Identification also remains an important point of attention for MedMij, because Dutch legislation and regulations for the healthcare domain entail risks when performing tests. This has to do with the the obligation of the use of associated citizen service numbers. Johan: “The identity of the person who sees or transfers medical information must be carefully established. By law, in the Netherlands this may only take place by means of a DigiD and associated citizen service number (BSN). Unfortunately, this forces us to use personal BSNs of project employees who test the production environment. Using a real BSN, however, comes with a risk that fictitious data and records we use when testing could be perceived as real data and records. This can lead to major health and financial risks for project staff, for example when data about fake allergies or medication end up in their patient files. We are talking to the Ministry of Economic Affairs and Climate Policy and the Ministry of Health, Welfare and Sport to investigate how we can solve this issue. For example, we are thinking about creating a ‘virtual village’, in which fictitious residents receive a real DigiD and BSN. This prevents project employees from having to use their own citizen service number when testing a production environment.”

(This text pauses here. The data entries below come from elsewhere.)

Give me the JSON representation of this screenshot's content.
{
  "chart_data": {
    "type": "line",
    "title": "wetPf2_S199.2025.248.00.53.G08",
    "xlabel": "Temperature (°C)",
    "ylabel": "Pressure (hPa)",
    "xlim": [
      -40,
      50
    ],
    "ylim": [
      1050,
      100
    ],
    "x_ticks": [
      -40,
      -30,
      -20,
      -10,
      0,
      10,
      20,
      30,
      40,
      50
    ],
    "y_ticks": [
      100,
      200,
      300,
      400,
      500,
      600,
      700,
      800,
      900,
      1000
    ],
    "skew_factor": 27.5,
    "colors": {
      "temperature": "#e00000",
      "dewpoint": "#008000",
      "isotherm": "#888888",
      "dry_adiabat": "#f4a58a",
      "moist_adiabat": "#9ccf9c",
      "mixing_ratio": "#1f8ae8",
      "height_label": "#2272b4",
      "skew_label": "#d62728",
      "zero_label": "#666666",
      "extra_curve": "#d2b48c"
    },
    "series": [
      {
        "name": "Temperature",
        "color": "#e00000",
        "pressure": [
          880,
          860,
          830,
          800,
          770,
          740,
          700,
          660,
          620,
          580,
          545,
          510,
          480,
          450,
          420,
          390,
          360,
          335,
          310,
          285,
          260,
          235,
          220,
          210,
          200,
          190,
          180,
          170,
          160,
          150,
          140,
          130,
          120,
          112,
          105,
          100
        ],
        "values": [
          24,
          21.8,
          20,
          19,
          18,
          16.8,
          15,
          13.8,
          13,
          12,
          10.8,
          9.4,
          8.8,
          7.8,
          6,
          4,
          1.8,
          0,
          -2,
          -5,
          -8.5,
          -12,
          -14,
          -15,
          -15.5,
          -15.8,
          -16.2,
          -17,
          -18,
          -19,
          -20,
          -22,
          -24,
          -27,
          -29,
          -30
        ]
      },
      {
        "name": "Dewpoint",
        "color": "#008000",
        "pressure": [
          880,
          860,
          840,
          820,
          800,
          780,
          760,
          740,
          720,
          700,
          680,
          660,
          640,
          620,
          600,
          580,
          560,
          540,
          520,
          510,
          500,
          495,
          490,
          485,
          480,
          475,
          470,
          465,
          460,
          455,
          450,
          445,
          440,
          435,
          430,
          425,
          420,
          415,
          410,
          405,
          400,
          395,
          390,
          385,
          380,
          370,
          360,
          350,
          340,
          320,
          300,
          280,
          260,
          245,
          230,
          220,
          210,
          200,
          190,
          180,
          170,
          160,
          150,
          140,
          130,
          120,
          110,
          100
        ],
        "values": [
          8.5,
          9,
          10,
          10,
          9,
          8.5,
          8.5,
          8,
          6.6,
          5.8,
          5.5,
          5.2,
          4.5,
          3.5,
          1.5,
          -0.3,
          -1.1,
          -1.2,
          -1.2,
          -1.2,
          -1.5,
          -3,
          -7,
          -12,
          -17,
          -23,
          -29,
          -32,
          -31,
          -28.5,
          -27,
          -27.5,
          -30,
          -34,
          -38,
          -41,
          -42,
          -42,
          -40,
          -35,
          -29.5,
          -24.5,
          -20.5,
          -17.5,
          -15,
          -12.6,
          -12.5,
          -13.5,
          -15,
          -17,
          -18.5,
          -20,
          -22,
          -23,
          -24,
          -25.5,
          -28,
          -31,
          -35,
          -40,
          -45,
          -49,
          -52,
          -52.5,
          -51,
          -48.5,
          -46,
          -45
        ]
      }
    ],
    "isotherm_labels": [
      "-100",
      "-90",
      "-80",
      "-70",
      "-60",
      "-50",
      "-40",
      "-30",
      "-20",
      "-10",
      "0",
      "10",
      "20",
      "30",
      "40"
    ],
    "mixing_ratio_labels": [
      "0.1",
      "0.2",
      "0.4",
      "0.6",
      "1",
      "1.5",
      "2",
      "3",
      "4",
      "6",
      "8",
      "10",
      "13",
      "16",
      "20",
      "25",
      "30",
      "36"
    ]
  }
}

Education campaigns on how to use a PHE are crucial

According to Johan, if we want to increase the adoption of PHEs, we should not forget about the end user. Johan: “The Dutch Data Protection Authority aims for the highest level of security of personal data, which includes medical data. As a result, PHE suppliers are now forced to set up multi-factor authentication for their applications. Logging in with just a password used to be tolerated, but this is not the case anymore. This increases the risk that less digitally savvy end users will find it too difficult to access a PHE themselves. It is therefore essential that, apart from information campaigns for healthcare providers and PHE suppliers, information campaigns are set up to help this group of end users in particular. MedMij is also in constant contact with the Ministry of Health, Welfare and Sport and EZK to discuss how to make authentication methods as user-friendly as possible.”